The escalation of hostilities that began on 28 February – pitting a U.S.–Israel coalition against Iran – has already strained Saudi Arabia’s fiscal balance sheet by an estimated 15 trillion won, according to sources cited by foreign media. A sharp contraction in oil exports following the closure of the Strait of Hormuz has slashed sovereign revenues, forcing the Kingdom to re‑prioritise its Vision 2030 agenda. Large‑scale IT‑infrastructure programmes, including the multi‑billion‑dollar smart‑city rollout, are now subordinated to immediate defence spending and post‑conflict reconstruction, a shift that threatens the pipeline of public‑sector contracts that underpins much of the region’s venture‑capital ecosystem.

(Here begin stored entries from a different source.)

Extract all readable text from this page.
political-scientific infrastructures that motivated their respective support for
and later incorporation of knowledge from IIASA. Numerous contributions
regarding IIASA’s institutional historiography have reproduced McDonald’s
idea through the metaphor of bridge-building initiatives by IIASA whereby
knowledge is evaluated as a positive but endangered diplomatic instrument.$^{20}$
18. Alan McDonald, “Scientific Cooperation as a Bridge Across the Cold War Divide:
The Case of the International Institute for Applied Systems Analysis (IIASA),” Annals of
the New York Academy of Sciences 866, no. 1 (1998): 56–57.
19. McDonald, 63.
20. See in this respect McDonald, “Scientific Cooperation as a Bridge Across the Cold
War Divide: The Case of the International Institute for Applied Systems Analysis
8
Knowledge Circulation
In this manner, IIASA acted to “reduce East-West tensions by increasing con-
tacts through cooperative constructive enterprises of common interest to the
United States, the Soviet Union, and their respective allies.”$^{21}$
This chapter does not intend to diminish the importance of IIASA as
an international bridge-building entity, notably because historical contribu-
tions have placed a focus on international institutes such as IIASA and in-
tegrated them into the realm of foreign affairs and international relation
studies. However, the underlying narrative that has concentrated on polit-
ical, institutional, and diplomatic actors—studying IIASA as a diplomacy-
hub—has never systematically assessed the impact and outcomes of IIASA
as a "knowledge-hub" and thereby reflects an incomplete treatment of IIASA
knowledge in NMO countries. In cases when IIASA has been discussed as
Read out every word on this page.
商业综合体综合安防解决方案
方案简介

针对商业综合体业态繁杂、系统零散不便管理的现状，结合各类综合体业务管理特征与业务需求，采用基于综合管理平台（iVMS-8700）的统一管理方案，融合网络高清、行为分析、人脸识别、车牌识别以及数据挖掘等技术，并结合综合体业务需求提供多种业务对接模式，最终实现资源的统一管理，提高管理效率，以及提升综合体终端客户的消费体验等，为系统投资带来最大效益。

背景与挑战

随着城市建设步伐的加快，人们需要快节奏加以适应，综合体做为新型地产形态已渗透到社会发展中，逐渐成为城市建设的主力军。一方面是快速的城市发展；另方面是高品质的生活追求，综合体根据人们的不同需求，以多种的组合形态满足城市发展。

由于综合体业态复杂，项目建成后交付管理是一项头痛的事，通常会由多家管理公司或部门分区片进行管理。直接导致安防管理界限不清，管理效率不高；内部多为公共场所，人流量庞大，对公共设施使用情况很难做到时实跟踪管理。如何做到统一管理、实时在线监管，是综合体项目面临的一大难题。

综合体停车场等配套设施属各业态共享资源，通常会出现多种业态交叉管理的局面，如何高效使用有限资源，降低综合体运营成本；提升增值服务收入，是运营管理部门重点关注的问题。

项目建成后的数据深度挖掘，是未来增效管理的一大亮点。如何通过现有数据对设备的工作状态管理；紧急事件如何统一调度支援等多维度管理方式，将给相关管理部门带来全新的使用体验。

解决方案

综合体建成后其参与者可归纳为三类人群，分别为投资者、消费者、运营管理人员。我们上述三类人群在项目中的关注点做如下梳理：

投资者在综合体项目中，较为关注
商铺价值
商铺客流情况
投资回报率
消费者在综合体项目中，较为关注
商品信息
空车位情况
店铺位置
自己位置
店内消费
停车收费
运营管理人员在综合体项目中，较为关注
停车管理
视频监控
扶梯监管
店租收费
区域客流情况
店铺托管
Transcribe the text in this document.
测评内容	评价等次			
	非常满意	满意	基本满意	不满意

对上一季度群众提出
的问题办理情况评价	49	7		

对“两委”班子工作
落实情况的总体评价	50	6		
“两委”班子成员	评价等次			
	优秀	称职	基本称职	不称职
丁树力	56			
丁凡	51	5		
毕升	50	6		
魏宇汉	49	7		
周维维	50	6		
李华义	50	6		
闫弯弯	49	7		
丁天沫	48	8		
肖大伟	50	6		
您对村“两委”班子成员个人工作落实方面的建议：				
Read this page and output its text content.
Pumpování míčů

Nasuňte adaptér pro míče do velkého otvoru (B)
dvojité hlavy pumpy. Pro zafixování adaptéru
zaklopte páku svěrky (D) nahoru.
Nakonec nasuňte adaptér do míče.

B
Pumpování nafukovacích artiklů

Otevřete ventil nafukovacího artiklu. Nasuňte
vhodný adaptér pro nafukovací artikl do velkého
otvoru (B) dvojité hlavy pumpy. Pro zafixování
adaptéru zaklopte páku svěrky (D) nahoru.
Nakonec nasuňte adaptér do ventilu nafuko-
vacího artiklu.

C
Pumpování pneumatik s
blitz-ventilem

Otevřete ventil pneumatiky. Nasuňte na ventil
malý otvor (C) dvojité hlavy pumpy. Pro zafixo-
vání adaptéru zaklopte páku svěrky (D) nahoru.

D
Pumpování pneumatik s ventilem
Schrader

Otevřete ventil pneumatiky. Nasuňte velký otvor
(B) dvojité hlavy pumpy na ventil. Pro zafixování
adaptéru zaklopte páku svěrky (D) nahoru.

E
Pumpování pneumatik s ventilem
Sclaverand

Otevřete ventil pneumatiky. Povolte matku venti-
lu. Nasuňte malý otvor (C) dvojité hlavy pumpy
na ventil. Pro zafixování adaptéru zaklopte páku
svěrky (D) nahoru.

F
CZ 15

South‑Korean digital giants Naver and Kakao, which had anchored their Middle East expansion on a “second boom” of Saudi urbanisation, now face an uncertain operating environment. Naver’s $100 million digital‑twin contract with the Ministry of Municipal, Rural Affairs and Housing – a project to deliver 3D models of Riyadh, Mecca and three other cities and to launch cloud‑based smart‑city services – is stalled as the company moved its Saudi subsidiary to a remote‑work setup after Iran broadened its strike envelope. Similarly, Kakao Mobility’s proof‑of‑concept for the Diriyah megaproject, signed in February, confronts a looming funding gap as sovereign investors adopt a more risk‑averse posture amid heightened geopolitical volatility.
For the broader venture‑capital landscape, the slowdown in sovereign grant‑making and delayed public‑sector procurement translates into a contraction of downstream financing. Fund managers that had earmarked significant allocations for Saudi‑based fintech, mobility and prop‑tech start‑ups must now reassess exposure, potentially diverting capital to more stable markets in the Gulf or to domestic ecosystems. The net effect could be a sharp reduction in the deal flow that has traditionally fed the Kingdom’s nascent tech cluster, impeding talent retention and the scaling of home‑grown solutions that complement foreign partners.
Even if hostilities cease, the fiscal recuperation path is likely to keep IT and smart‑city initiatives at the periphery of Saudi budgetary priorities for the medium term. Companies such as Naver and Kakao have signalled a willingness to maintain a long‑term foothold, but without a restored sovereign cash flow and a clear policy signal, their Saudi operations risk being relegated to a peripheral status, with ripple effects on regional infrastructure development and the overall attractiveness of the MENA market for foreign tech investors.